Seven years ago, Turkey’s then-Prime Minister Recep Tayyip Erdogan bestowed Cetin Altan, one of the most celebrated public intellectuals in Turkey, with an award that recognized his lifetime achievements in a country where respect to dissent was a luxury.
Erdogan, who was imprisoned for three months for reciting a poem in 1997, took a swipe at the hostile judiciary, then under heavy influence of the military, to criticize thought crimes. “Turkey is not a country anymore where Cetin Altan is put on trial for 300 times,” Erdogan said, highlighting the progress his government had made in the 6 years of his reign. “You cannot move forward if you cannot tolerate the criticism,” Erdogan emphasized back when Turkey’s democratization was not some illusion.
Cetin Altan is dead now. So is what Erdogan espoused back then. One of Altan’s sons, Ahmet Altan, had been an editor of Taraf daily, a newspaper that made its life’s mission to undermine military’s role in politics. He is sitting in a jail for several days now, accused of “sending a subliminal message” during a talk show a day before the failed military coup d’etat on July 15.
His brother, Mehmet Altan, an economist and a frequent commentator on Turkish politics, was also detained for remarks he made at the same program, hosted by veteran journalist Nazli Ilicak. All journalists at that program are now imprisoned. And that TV channel, along with 130 other news outlets, was shut down in a single decree by Erdogan in July.
Erdogan’s remarks as he awarded Cetin Altan and the arrest of his sons seven years later illustrates the backslide in Turkish democracy, with every major rights advocacy group ringing alarm bells about Turkey’s troubling path.
At least 217 authors from around the world, including three Nobel laureates, signed a letter that called on Turkish authorities to immediately “end vendetta” against Altan brothers. “We the undersigned call upon democrats throughout the world … to protest the vendetta the government is waging against its brightest thinkers and writers who may not share their point of view,” the letter said.
Nobel laureates Herta Müller, JM Coetzee and Orhan Pamuk are among 217 signatories of the letter.
“We therefore call upon the Turkish government to cease its persecution of prominent writers and to speed the release of Ahmet and Mehmet Altan as well as so many of their colleagues wrongly accused,” the letter noted.
The arrest of journalists has accelerated since the failed coup attempt. According to a tally by press advocacy group Platform for Independent Journalism, the number of jailed journalists has risen to 120, surpassing China (49), Egypt (23) and Iran (19). More than 200 journalists are wanted for arrest, most of whom are in hiding.

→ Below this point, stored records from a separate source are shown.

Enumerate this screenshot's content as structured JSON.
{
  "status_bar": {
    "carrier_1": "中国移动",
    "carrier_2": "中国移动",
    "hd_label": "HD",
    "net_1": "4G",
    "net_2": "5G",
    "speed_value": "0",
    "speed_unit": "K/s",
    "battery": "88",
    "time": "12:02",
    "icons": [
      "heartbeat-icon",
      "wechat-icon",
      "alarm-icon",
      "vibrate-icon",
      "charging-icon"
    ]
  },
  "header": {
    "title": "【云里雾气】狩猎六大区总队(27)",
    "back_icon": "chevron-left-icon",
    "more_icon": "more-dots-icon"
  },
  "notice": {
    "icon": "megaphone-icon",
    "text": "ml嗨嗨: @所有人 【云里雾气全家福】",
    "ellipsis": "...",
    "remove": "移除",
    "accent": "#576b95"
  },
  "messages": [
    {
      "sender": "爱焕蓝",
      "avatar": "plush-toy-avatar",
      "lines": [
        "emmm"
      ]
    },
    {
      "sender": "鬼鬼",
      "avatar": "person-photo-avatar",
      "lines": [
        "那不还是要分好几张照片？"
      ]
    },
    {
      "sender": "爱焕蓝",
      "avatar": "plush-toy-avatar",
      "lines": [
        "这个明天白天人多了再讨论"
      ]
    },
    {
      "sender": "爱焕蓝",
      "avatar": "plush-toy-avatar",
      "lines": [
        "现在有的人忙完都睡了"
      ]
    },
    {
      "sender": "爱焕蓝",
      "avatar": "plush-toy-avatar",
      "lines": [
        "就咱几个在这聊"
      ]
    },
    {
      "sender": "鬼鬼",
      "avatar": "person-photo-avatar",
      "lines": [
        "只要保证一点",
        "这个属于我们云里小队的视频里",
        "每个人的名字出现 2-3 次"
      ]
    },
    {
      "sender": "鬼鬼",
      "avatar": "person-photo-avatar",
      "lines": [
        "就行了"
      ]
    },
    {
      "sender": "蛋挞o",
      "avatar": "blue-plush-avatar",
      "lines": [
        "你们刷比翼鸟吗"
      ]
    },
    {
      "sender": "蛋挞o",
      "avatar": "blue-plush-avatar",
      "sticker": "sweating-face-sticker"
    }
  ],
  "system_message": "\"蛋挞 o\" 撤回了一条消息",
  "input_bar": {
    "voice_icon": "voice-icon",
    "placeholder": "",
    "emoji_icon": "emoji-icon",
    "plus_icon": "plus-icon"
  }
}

Pen International, another press advocacy group, said the arrest of Altan brothers, is yet “another illustration that Turkey’s freedom of expression situation has reached a crisis point,” and called on Turkey to immediately and unconditionally drop all charges against them.
ARTICLE 19 also joined the international campaign for Altan brothers. “The accusations against Ahmet and Mehmet Altan are both absurd and groundless,” Katie Morris, Head of Europe and Central Asia Programme at ARTICLE 19, said in a statement.
While authors around the world lobby for the release of Altan brothers, lawyers of the jailed authors said they are having a trouble in reaching prosecutor Tuncay Can responsible for their case as he is on a holiday vacation.